External API availability The chatbot depends on multiple external APIs (Solr, SoilGrids, AgroDataCube, OpenAgroKPI, Wikipedia). Downtime or rate limits on any service degrades functionality. Tool methods handle errors gracefully, returning informative messages. The LLM can fall back to other tools if one fails. LangChain4j provides configurable retry logic (max 3 retries).
Geographic coverage AgroDataCube and OpenAgroKPI are Netherlands-only. SoilGrids is global but at coarse resolution. Tool descriptions inform the LLM of geographic scope so it can communicate limitations to users.
Knowledge base is static Local documents are loaded and embedded only at startup. No hot-reload mechanism exists. A server restart picks up new documents. This is acceptable for infrequently changing knowledge resources.

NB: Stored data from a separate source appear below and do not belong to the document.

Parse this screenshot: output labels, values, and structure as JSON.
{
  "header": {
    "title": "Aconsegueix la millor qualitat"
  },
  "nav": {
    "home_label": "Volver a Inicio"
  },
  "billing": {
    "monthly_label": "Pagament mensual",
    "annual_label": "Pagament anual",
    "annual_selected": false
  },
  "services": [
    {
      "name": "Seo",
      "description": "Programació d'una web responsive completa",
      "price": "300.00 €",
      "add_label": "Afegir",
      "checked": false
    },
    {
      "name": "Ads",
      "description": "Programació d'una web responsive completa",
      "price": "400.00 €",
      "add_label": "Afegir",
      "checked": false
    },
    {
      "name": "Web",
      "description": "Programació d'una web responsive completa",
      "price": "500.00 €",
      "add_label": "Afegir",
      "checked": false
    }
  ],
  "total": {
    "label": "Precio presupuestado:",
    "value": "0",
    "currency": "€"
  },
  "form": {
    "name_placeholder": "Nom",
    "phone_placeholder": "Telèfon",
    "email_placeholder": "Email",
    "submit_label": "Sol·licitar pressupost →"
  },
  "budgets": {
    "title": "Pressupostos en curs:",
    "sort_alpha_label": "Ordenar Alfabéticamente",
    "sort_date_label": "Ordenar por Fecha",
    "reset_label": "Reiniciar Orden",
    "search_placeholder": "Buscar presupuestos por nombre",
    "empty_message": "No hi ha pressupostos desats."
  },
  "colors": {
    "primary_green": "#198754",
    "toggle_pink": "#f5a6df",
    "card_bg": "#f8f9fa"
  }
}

LLM hallucination Despite RAG grounding and tool results, the LLM may still generate inaccurate statements. System prompts instruct the model to include disclaimers and prefer tool-grounded answers. User feedback collection enables ongoing quality monitoring.
Prompt injection via uploads Uploaded files and location contexts could contain adversarial content. Input sanitization is applied; prompt size is capped at 120,000 characters; file uploads are limited to 200 KB.
CORS policy The file upload endpoint uses a permissive Access-Control-Allow-Origin: * header. Acceptable for demo deployment; should be tightened for production.